A supply chain transforms raw materials into products that are sold to customers through a distribution system consisting of wholesalers and retailers. According to consultant Kevin McCormack and Samford University professor Archie Lockamy III, maturity is the extent to which a process is "defined, managed, measured and controlled." A higher level of maturity implies control, predictability and effectiveness. The five stages of supply-chain maturity are ad hoc, defined, linked, integrated and extended.
Start-ups and newer businesses are usually in the ad hoc stage of supply-chain maturity, where management practices are unstructured and measurement processes are not in place. Supply chain performance is unpredictable, which makes it difficult to set and meet performance targets. Management costs are high because of poorly defined processes and lack of integration, which also leads to low customer satisfaction levels.
In the defined stage, supply chain management processes are more structured and documented. The performance is more predictable, which makes planning somewhat easier. Management costs continue to be high because integration remains poor. Competing goals among supply chain members makes cooperation difficult. Customer satisfaction is improved but still weak. Companies that have started to build supply chain relationships after being in business for a few years are usually in the defined stage of supply-chain maturity.
As companies mature and establish stronger relationships with their supply chain partners, there is more cooperation, and the “functional silos” of earlier stages start to break down. The linked stage, according to McCormack and Lockamy, represents the breakthrough level for a business. Supply chain management is strategic, with clearly defined structures and roles. Performance is more predictable and measurable, which allows management to set targets and improve processes. Customer satisfaction improves in the linked stage.
The supply chain is integrated in the integrated stage. Procedures are well-defined in the entire supply chain.

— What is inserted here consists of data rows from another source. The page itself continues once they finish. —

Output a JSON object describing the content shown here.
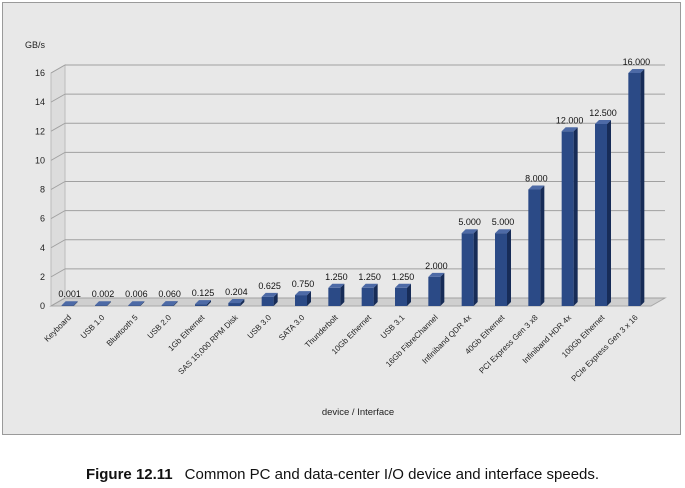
{
  "chart_data": {
    "type": "bar",
    "ylabel": "GB/s",
    "xlabel": "device / Interface",
    "ylim": [
      0,
      16
    ],
    "yticks": [
      0,
      2,
      4,
      6,
      8,
      10,
      12,
      14,
      16
    ],
    "grid": true,
    "bar_style": "3d",
    "bar_color": "#2b4a86",
    "categories": [
      "Keyboard",
      "USB 1.0",
      "Bluetooth 5",
      "USB 2.0",
      "1Gb Ethernet",
      "SAS 15,000 RPM Disk",
      "USB 3.0",
      "SATA 3.0",
      "Thunderbolt",
      "10Gb Ethernet",
      "USB 3.1",
      "16Gb FibreChannel",
      "Infiniband QDR 4x",
      "40Gb Ethernet",
      "PCI Express Gen 3 x8",
      "Infiniband HDR 4x",
      "100Gb Ethernet",
      "PCIe Express Gen 3 x 16"
    ],
    "values": [
      0.001,
      0.002,
      0.006,
      0.06,
      0.125,
      0.204,
      0.625,
      0.75,
      1.25,
      1.25,
      1.25,
      2.0,
      5.0,
      5.0,
      8.0,
      12.0,
      12.5,
      16.0
    ],
    "value_labels": [
      "0.001",
      "0.002",
      "0.006",
      "0.060",
      "0.125",
      "0.204",
      "0.625",
      "0.750",
      "1.250",
      "1.250",
      "1.250",
      "2.000",
      "5.000",
      "5.000",
      "8.000",
      "12.000",
      "12.500",
      "16.000"
    ]
  },
  "caption": {
    "label": "Figure 12.11",
    "text": "Common PC and data-center I/O device and interface speeds."
  }
}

Measurement and management systems are more comprehensive, including advanced forecasting and production planning. Performance targets and process improvement goals are set and achieved, which reduces supply chain management costs and improves customer satisfaction. Established companies with long-term supplier and customer relationships are generally in the integrated stage of supply-chain maturity.

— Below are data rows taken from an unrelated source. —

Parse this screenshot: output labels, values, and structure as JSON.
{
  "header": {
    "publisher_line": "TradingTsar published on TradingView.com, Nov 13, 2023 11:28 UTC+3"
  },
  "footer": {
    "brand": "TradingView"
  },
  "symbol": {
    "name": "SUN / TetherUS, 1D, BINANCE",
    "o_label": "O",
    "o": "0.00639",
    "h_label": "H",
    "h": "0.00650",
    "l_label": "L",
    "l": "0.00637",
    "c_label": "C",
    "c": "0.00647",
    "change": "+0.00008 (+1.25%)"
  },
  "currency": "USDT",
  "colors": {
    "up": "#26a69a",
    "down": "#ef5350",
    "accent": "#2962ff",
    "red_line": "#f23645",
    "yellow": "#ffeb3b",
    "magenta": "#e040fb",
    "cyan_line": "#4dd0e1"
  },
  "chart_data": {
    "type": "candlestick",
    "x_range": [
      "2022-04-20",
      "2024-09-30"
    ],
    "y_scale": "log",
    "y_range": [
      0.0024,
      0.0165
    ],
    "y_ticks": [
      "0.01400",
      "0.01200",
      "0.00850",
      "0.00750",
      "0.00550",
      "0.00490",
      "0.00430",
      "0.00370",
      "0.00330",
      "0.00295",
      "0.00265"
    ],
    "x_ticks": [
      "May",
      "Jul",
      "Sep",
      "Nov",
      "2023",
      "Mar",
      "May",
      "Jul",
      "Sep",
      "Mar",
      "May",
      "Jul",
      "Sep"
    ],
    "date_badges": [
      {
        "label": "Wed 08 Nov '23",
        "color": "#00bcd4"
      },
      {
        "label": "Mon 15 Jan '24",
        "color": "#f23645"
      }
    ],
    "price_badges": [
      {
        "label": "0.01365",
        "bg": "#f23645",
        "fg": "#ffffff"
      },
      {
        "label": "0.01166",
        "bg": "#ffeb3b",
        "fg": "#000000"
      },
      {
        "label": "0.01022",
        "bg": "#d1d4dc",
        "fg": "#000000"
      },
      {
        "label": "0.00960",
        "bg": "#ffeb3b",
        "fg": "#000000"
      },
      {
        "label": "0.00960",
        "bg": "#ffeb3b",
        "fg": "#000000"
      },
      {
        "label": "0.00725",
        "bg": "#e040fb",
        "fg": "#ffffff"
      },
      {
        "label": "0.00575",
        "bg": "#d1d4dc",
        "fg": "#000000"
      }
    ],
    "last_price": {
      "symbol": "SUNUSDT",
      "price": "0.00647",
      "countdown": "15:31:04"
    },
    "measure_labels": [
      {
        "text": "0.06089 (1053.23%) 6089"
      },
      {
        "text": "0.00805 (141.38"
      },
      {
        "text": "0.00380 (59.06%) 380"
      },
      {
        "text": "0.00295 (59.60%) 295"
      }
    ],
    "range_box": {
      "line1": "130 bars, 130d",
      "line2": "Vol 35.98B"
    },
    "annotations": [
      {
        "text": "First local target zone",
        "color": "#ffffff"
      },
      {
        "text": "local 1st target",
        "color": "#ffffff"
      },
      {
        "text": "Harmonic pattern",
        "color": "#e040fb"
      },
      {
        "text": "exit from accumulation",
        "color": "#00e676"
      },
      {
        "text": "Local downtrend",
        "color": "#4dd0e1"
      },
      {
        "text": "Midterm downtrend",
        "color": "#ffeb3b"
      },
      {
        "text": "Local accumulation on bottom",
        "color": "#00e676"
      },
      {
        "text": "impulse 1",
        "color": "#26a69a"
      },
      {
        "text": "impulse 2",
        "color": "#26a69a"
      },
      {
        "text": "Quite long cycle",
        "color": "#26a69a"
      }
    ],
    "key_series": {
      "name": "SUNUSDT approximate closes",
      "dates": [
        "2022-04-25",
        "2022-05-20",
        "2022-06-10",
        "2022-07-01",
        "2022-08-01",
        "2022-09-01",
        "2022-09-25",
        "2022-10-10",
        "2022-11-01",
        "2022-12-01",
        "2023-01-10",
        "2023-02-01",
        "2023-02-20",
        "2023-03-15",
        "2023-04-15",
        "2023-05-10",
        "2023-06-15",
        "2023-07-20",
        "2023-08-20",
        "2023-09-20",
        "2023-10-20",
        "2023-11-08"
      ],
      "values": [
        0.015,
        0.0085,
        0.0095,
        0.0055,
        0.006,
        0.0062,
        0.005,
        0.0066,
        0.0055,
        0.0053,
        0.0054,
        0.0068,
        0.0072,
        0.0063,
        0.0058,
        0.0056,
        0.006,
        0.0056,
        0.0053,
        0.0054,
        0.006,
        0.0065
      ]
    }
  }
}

The extended stage involves multi-firm supply chains competing with one another. For example, retailers Wal-Mart and Sears are at the center of extended supply chains, with multiple firms working together in a customer-focused manner. Collaboration, trust and mutual dependency hold extended supply chains together, according to McCormack and Lockamy. Firms often make process improvement investments jointly, which makes the supply chain reliable and efficient.